METHODS: We quantified both the intracellular and extracellular (culture medium) levels of the components (RNA and core) of JFH-1/HCVcc. The intracellular HCV RNA and core levels were determined after the JFH1/HCVcc-infected Huh-7 cells were treated with radicicol for 36 h. The extracellular HCV RNA and core protein levels were determined from the medium of the last 24 h of radicicol treatment. To determine the possible role of the HSP90 inhibitor in HCV release, we examined the effect of a combined application of low doses of the HSP90 inhibitor radicicol and the RNA replication inhibitors cyclosporin A (CsA) or interferon. Finally, we statistically examined the combined effect of radicicol and CsA using the combination index (CI) and graphical representation proposed by Chou and Talalay.

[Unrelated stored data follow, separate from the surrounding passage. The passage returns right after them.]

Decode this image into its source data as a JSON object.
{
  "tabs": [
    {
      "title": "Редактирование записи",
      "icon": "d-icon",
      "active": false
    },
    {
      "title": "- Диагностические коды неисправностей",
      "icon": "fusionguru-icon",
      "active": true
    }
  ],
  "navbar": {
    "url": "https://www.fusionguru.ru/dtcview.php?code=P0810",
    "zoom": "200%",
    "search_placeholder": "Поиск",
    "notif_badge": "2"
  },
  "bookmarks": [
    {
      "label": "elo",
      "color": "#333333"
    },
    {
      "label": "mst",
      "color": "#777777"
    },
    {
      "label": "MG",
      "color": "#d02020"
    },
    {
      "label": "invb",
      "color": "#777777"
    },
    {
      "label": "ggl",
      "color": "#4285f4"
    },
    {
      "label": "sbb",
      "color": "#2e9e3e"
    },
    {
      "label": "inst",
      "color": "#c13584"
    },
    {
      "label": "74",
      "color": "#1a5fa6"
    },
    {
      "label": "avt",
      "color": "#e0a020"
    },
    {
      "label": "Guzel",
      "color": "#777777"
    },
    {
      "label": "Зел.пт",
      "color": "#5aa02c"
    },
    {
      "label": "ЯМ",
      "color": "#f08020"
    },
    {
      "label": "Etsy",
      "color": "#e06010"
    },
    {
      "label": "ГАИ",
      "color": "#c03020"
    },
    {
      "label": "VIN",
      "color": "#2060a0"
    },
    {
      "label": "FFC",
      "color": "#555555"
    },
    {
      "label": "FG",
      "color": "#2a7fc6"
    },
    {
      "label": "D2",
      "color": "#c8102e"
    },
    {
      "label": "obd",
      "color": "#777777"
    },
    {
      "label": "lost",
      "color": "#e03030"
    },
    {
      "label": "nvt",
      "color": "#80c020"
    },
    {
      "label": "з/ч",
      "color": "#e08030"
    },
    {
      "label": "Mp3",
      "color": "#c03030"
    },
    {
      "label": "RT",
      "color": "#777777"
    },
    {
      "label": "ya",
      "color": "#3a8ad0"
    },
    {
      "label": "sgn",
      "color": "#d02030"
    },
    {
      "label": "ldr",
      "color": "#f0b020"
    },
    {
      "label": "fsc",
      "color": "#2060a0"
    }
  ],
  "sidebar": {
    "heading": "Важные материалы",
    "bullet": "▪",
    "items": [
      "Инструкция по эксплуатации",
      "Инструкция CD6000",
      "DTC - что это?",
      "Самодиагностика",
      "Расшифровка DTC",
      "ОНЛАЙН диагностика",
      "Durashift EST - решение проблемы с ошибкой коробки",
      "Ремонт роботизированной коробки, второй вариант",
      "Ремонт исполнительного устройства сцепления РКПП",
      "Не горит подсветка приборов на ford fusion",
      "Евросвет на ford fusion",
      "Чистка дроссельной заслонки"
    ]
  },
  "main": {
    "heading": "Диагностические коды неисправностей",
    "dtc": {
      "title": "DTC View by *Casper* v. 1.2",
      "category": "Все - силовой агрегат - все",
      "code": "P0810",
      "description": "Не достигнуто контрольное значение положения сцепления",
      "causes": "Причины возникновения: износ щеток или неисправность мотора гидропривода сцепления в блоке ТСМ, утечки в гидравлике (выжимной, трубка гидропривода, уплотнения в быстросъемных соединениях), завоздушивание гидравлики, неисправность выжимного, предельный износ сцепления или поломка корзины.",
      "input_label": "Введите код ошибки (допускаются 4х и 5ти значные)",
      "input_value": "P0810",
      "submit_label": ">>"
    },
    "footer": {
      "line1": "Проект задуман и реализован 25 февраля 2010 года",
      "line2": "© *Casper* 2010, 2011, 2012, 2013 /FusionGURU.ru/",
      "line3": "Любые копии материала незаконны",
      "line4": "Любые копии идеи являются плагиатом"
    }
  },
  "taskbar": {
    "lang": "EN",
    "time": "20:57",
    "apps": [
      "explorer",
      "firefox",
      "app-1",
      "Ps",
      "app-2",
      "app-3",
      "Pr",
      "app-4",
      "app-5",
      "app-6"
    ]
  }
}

RESULTS: We found that the HSP90 inhibitors had greater inhibitory effects on the HCV RNA and core protein levels measured in the medium than inside the cells. This inhibitory effect was observed in the presence of a low level of a known RNA replication inhibitor (CsA or interferon-α). Treating the cells with a combination of radicicol and cyclosporin A for 24 h resulted in significant synergy (CI < 1) that affected the release of both the viral RNA and the core protein.

CONCLUSION: In addition to having an inhibitory effect on RNA replication, HSP90 inhibitors may interfere with an HCV replication step that occurs after the synthesis of viral RNA, such as assembly and release.

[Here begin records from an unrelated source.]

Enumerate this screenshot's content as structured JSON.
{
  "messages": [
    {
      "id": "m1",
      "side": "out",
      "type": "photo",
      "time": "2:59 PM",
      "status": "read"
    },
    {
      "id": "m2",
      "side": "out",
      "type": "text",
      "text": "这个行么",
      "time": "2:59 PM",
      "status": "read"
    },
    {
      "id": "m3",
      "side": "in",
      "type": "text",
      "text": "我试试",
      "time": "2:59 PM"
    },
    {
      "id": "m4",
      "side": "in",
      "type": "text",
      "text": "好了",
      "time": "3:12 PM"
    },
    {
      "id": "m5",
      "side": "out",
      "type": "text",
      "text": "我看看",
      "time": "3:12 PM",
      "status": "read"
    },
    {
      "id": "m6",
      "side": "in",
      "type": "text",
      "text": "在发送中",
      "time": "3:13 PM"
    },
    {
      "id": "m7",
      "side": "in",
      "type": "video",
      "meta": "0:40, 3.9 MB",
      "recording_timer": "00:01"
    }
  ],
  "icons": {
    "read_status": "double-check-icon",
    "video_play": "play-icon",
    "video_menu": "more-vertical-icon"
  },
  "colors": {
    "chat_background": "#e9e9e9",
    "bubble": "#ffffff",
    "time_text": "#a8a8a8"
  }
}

Keywords: Hepatitis C virus; Inhibition of hepatitis C virus release; Cell culture-derived hepatitis C virus; Heat-shock protein 90 inhibitors; Hepatitis C virus RNA replication

Core tip: Hepatitis C virus (HCV) is a major causative agent of hepatocellular carcinoma. Several non-structural proteins of HCV physically and functionally interact with heat-shock protein 90 (HSP90). Although HSP90 inhibitors, which inhibit the chaperone function of HSP90, have been shown to inhibit HCV replication by several groups, a recent report using a reporter system for HCV RNA replication (replicon) suggests that the effect is nonspecific. Thus, the inhibitory mechanism of HSP90 inhibitors remains controversial. Here, we address the effect of HSP90 inhibitors on the release of JFH1/cell culture-derived HCV from Huh-7 cells, and suggested that, HSP90 inhibitors may also interfere with an HCV replication step that occurs after the synthesis of viral RNA, such as assembly and release.